Basically, this is what we do, And based on his experience, which is positive, I suggest we put Ox on our list.
Interesting take! Internalization could definitely offer faster execution and lower fees, but the potential impact on price transparency is concerning. It seems like a trade-off where the benefits for big players might come at the expense of smaller traders who are left with less market visibility.
U.S. Brokers have been doing this for years and continue to do so today, and it was Oanda’s business model, they stated that themselves.
Great point about internalization! I feel like internalisation does offer faster execution and lower fees, but it can really mess with transparency. When big institutions keep trades in-house, smaller traders often miss out on important market info.
On a different note, I’m currently evaluating my approach to managing trades, specifically with stop-loss orders. I’ve been using fixed stop-losses for a while, which clearly helps me limit my losses. However, I’m considering switching to trailing stops, though they can sometimes exit a trade too early due to market noise.
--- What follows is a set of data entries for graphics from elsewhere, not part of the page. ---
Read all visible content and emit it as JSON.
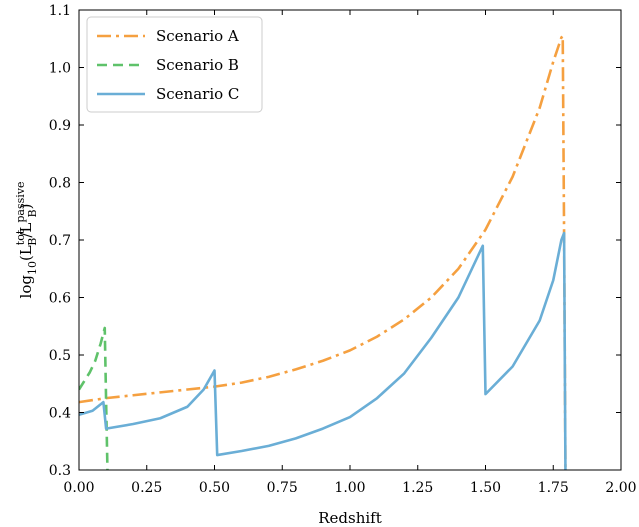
{
  "chart_data": {
    "type": "line",
    "xlabel": "Redshift",
    "ylabel": {
      "prefix": "log",
      "prefix_sub": "10",
      "open": "(L",
      "sup1": "tot",
      "sub1": "B",
      "slash": "/L",
      "sup2": "passive",
      "sub2": "B",
      "close": ")"
    },
    "xlim": [
      0.0,
      2.0
    ],
    "ylim": [
      0.3,
      1.1
    ],
    "xticks": [
      "0.00",
      "0.25",
      "0.50",
      "0.75",
      "1.00",
      "1.25",
      "1.50",
      "1.75",
      "2.00"
    ],
    "yticks": [
      "0.3",
      "0.4",
      "0.5",
      "0.6",
      "0.7",
      "0.8",
      "0.9",
      "1.0",
      "1.1"
    ],
    "grid": false,
    "legend_position": "top-left",
    "series": [
      {
        "name": "Scenario A",
        "color": "#f5a040",
        "dash": "dashdot",
        "points": [
          [
            0.0,
            0.418
          ],
          [
            0.1,
            0.425
          ],
          [
            0.2,
            0.43
          ],
          [
            0.3,
            0.435
          ],
          [
            0.4,
            0.44
          ],
          [
            0.5,
            0.445
          ],
          [
            0.6,
            0.452
          ],
          [
            0.7,
            0.462
          ],
          [
            0.8,
            0.475
          ],
          [
            0.9,
            0.49
          ],
          [
            1.0,
            0.508
          ],
          [
            1.1,
            0.532
          ],
          [
            1.2,
            0.562
          ],
          [
            1.3,
            0.6
          ],
          [
            1.4,
            0.65
          ],
          [
            1.5,
            0.718
          ],
          [
            1.6,
            0.81
          ],
          [
            1.7,
            0.93
          ],
          [
            1.75,
            1.01
          ],
          [
            1.78,
            1.052
          ],
          [
            1.785,
            1.055
          ],
          [
            1.79,
            0.71
          ],
          [
            1.795,
            0.3
          ]
        ]
      },
      {
        "name": "Scenario B",
        "color": "#5fc26a",
        "dash": "dashed",
        "points": [
          [
            0.0,
            0.44
          ],
          [
            0.02,
            0.455
          ],
          [
            0.04,
            0.47
          ],
          [
            0.06,
            0.49
          ],
          [
            0.08,
            0.52
          ],
          [
            0.095,
            0.547
          ],
          [
            0.1,
            0.42
          ],
          [
            0.105,
            0.3
          ]
        ]
      },
      {
        "name": "Scenario C",
        "color": "#6aaed6",
        "dash": "solid",
        "points": [
          [
            0.0,
            0.396
          ],
          [
            0.05,
            0.403
          ],
          [
            0.09,
            0.418
          ],
          [
            0.1,
            0.372
          ],
          [
            0.2,
            0.38
          ],
          [
            0.3,
            0.39
          ],
          [
            0.4,
            0.41
          ],
          [
            0.46,
            0.44
          ],
          [
            0.5,
            0.473
          ],
          [
            0.51,
            0.326
          ],
          [
            0.6,
            0.333
          ],
          [
            0.7,
            0.342
          ],
          [
            0.8,
            0.355
          ],
          [
            0.9,
            0.372
          ],
          [
            1.0,
            0.392
          ],
          [
            1.1,
            0.425
          ],
          [
            1.2,
            0.468
          ],
          [
            1.3,
            0.53
          ],
          [
            1.4,
            0.6
          ],
          [
            1.45,
            0.65
          ],
          [
            1.49,
            0.69
          ],
          [
            1.5,
            0.432
          ],
          [
            1.6,
            0.48
          ],
          [
            1.7,
            0.56
          ],
          [
            1.75,
            0.63
          ],
          [
            1.78,
            0.7
          ],
          [
            1.79,
            0.712
          ],
          [
            1.795,
            0.3
          ]
        ]
      }
    ]
  }
}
So I want to know…….how do you guys decide between the two? What factors do you consider, and how do you handle the balance between having a clear exit point and maximising your profits?
From my experience, fixed stop-losses are great for discipline but can limit upside potential. Trailing stops offer flexibility, but they sometimes trigger too soon in volatile markets. I’ve found adjusting the trailing distance helps—keeping it tight in calm periods and giving more room when volatility spikes. It allows me to stay in trades longer without getting stopped out too early.
Have you considered tweaking your stop-loss approach like that? It might help you balance risk while still capturing those bigger profits.
Fixed stop-losses are great for controlling risk while trailing stops can help capture more profit in trends. I use fixed stops in volatile markets and trailing stops in trending ones. It’s all about balancing risk and market conditions.